13 April 2026, 15:45

“I’m the last one left.” A man fled his frontline village in an old Lada — with chickens, a dog, and two sacks of potatoes

Чоловік із прифронтового Донецького села виїхав на ВАЗі з курьми, собакою і двома мішками картоплі

He was born in Chernihiv region, spent his youth in Donetsk, and his final years in a village near the front line. He left when there was no one else remaining

Every morning on his new smallholding, the first thing he does is open the chicken coop and call out to them. The hens are still wary — it’s an unfamiliar place. Nearby, Zhulka the dog is darting about. She came to him as a puppy and grew up over a year and a half in his care. He couldn’t bring himself to leave her behind. She made the journey with him.

The man was the last person to leave his frontline village in Donetsk region. He loaded everything he could salvage from his family home into an old Lada — a fridge, a washing machine, two sacks of seed potatoes, and grain for the chickens. The car broke down in the middle of Kyiv. Police didn’t just help him — they hitched the car to a tow rope and escorted it through the city with flashing lights. “I felt like a lord,” he laughs.
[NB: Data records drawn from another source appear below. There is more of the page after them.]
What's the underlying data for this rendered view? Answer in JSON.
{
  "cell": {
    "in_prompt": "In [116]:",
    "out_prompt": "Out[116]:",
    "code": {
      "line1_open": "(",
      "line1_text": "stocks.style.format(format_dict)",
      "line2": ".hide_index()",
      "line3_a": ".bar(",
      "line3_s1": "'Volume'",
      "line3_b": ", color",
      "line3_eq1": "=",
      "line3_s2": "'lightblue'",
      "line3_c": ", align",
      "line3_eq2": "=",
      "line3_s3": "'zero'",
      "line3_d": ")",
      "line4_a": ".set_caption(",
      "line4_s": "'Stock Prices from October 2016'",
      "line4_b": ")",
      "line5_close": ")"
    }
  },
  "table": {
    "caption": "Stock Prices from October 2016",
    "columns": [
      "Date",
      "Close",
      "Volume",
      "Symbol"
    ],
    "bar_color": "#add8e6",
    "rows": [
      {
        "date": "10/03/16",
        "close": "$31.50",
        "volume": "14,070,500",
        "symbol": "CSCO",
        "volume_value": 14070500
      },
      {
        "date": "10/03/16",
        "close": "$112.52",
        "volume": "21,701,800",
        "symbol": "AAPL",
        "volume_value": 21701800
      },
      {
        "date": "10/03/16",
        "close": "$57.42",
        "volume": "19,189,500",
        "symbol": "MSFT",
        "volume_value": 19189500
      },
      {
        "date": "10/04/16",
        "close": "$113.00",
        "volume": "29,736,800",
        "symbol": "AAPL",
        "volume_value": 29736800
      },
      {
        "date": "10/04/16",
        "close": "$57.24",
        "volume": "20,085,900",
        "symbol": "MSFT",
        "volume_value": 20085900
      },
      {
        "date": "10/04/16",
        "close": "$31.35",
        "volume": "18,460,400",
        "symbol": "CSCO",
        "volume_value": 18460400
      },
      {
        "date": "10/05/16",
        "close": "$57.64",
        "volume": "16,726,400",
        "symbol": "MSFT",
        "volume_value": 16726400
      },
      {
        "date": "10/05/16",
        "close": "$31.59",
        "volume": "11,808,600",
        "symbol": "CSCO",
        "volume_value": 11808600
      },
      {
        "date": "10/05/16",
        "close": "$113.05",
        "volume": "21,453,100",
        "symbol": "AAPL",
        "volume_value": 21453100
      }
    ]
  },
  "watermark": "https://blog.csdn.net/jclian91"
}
“I stopped because I didn’t know the road. I walked up to a car and asked how to get to Uman. The man got out, pulled out a thousand hryvnias and handed them to me. I said: no need, I have money. Then I saw he was crying. And then I noticed — he was wearing a cross. A priest, probably. He got out of the car, caught up with me, and pushed the money into my pocket.”

His life story reads like a portrait of an entire generation. Born in Chernihiv region, in the village of Kamin in Nosivka district. Finished ten years of school, moved to Donetsk, trained as a welder, served in the army on the Urals — including time at a cosmodrome. Settled in Khartsyzk.

On 24 February 2022, he was preparing to drive to his mother’s funeral. He pulled onto the highway and saw tanks. He turned around. He never made it to the burial. His father had died earlier — in June, just a month after his son’s last visit. The son came every spring to plough the kitchen garden.

“I’m the last one left”

His cousin was killed by a mortar near the beehives — the blast took his head. Drones set houses on fire. People are dying. “There’s no one left. I’m the last one,” he says — quietly, almost without emotion.

Now he is settling into his new home. Before Easter he is cleaning the yard, planting a vegetable patch, and covering the potatoes he brought against the frost. He admits that everything he needed was already here — there was no point hauling it all this way. But there was something worth bringing. And someone worth bringing too.